Climate initiatives are finally making their way through Congress. The new Democrat-led House of Representatives has been busy reinstating critical committee hearings on climate and building momentum around a Green New Deal resolution. After two years of denial and delays, we welcome this 180-degree turn—and now we can add the Climate Action Now Act, or H.R. 9, to the reasons to be hopeful that meaningful climate action will be on its way soon. After the bill makes its way through relevant committees in the coming weeks, it will head to the floor for a vote. Here’s why we’re excited about H.R. 9.

Vive Paris!

The landmark 2015 signing of the Paris Agreement set significant carbon emissions reduction targets for each participating nation—all 195 of them. But soon after taking office, President Trump bowed out—to the chagrin of cities, states, and corporations nationwide. Though the United States can’t technically leave the agreement until after the 2020 election, for one of the world’s largest carbon emitters to backpedal on its commitment is hardly a show of good leadership. If passed, H.R. 9 would require our country to acknowledge its Paris commitment to reduce carbon pollution by about 27 percent (from 2005 levels) by 2025—and, more important, submit a plan to Congress on how we will get there.

Laying down the law.

The new congressional session began with a flurry of climate action, including a vote on the Green New Deal and nine additional climate resolutions introduced alongside H.R. 9. But the difference between those proposals and resolutions and H.R. 9 is critical: If passed, a bill, unlike a resolution, is enforceable as law.

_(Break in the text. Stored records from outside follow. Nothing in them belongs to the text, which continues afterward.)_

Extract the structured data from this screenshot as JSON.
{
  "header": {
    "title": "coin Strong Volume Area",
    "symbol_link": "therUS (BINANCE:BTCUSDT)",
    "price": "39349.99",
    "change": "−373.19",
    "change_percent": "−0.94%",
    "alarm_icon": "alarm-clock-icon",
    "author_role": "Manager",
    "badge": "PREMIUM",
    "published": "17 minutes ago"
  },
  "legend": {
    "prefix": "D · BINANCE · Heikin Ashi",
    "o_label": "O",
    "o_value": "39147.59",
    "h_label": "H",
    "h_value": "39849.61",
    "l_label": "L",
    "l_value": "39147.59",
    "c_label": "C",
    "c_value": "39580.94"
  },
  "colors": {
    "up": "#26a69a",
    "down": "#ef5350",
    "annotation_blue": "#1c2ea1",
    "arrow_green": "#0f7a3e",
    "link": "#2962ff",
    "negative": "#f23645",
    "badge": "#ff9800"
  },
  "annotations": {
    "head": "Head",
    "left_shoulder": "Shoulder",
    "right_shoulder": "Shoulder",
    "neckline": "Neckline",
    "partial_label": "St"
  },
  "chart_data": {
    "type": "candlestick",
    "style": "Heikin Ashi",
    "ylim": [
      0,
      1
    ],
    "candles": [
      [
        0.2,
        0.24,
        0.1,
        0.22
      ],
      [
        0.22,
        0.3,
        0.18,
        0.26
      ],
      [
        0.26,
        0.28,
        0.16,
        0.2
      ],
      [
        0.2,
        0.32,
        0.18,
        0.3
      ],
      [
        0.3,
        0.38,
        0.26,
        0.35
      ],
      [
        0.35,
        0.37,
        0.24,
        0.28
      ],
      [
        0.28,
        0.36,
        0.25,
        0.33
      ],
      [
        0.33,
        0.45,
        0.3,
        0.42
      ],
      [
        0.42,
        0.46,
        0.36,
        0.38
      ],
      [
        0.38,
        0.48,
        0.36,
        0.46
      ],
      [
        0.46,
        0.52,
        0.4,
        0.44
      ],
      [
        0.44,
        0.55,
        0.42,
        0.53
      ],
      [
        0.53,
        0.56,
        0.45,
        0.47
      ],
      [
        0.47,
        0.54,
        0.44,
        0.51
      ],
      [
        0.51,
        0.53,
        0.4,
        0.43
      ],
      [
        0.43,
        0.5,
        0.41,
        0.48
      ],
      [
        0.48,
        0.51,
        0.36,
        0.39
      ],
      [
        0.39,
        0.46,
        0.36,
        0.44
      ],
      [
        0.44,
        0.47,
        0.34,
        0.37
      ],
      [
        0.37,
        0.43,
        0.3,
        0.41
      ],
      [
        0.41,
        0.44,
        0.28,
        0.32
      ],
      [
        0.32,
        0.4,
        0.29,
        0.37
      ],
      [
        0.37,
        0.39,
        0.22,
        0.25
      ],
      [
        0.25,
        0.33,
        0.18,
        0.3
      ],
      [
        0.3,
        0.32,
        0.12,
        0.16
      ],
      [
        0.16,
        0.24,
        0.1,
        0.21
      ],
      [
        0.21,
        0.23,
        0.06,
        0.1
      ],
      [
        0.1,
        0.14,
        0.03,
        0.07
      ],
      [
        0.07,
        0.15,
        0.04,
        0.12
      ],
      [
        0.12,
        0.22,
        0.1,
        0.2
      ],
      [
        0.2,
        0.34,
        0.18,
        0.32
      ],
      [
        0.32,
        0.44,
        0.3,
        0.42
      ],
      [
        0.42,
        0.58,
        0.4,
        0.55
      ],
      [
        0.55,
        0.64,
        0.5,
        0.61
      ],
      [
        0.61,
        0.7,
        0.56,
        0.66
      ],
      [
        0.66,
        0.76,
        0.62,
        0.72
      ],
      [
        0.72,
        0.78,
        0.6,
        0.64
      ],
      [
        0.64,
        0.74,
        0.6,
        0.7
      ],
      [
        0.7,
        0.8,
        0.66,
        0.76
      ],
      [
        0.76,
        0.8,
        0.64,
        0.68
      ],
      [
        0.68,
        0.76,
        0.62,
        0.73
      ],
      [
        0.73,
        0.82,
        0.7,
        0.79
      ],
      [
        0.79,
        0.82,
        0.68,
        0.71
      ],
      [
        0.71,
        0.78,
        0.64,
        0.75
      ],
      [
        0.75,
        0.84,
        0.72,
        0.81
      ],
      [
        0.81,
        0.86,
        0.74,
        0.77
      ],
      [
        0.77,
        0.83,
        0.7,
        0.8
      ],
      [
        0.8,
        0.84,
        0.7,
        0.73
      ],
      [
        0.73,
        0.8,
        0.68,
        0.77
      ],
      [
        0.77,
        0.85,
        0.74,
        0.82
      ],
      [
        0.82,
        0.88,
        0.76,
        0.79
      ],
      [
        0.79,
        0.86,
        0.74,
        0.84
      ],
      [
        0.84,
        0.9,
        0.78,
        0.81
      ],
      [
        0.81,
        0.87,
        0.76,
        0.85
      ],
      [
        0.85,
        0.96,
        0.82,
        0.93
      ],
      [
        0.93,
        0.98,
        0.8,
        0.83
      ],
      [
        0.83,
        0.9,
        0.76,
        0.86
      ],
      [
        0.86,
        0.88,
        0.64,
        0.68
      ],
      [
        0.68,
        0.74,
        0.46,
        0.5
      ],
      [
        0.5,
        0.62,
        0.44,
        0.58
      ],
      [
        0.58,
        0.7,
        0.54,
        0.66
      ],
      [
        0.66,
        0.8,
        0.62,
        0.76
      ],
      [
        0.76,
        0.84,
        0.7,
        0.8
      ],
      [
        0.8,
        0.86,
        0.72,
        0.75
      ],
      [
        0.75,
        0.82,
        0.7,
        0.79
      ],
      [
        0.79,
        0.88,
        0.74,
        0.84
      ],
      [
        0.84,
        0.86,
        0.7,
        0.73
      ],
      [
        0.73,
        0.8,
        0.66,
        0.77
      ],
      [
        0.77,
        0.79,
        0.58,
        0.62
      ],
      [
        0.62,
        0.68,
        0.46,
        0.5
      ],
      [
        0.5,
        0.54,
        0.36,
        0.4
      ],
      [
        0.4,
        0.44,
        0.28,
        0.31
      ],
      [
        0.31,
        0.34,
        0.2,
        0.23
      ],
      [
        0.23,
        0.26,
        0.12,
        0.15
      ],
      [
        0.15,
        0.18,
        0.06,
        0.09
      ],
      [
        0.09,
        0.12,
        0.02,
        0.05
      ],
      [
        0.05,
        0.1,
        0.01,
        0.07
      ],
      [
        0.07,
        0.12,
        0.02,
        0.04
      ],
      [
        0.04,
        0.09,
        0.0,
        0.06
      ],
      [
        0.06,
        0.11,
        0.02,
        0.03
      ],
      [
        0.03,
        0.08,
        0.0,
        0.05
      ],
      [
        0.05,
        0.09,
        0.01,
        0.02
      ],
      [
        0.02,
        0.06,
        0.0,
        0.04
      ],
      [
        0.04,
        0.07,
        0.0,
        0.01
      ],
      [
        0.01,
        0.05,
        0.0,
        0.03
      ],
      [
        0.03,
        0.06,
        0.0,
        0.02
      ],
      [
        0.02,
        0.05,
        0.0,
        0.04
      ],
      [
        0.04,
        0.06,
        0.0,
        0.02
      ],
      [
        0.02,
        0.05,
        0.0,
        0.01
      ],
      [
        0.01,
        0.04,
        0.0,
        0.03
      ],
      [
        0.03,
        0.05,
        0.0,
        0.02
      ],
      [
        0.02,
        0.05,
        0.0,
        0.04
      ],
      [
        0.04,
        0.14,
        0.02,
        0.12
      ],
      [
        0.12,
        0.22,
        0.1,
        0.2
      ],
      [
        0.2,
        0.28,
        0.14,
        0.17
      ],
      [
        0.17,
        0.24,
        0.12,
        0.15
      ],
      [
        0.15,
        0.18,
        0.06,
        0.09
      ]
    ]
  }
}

Not with our money you don’t!

H.R. 9 explicitly bans federal funds from being “appropriated, obligated, or expended” to advance the United States’ withdrawal. Every roadblock helps.

The weight of numbers.

Last fall’s bombshell IPCC climate change report made clear how devastating an additional half-degree Celsius of warming could be. At 2 degrees of warming, the report’s authors predict that nations all over the world would face substantially more poverty, extreme heat, sea level rise, habitat loss, and drought than they would at 1.5 degrees. The Paris Agreement emphasized the importance of staying well below 2 degrees of warming, and H.R. 9 does the same. That’s especially good news for the communities most vulnerable to sea level rise, like those of the Marshall Islands, the Maldives, and many others throughout the Pacific.

Fortune favors the bold.

H.R. 9 mirrors the U.S. target specified in the Paris Agreement: to reduce carbon pollution by 26 to 28 percent. But politicians who are serious about fighting climate change shouldn’t get comfy with that figure. Like the Paris Agreement, H.R. 9 would require the country to up its emissions target every five years, in pace with developments in new technology and other factors.

The table is set. Dig in!

H.R. 9 states that the administration can use existing laws and regulations—such as the Clean Air Act and the Energy Policy Act—to meet our Paris targets. It’s a not-so-subtle hint to whoever wins the White House in 2020 that the tools (and authority) are already in place to pass the kind of binding climate action that the country, and the rest of the world, so desperately need.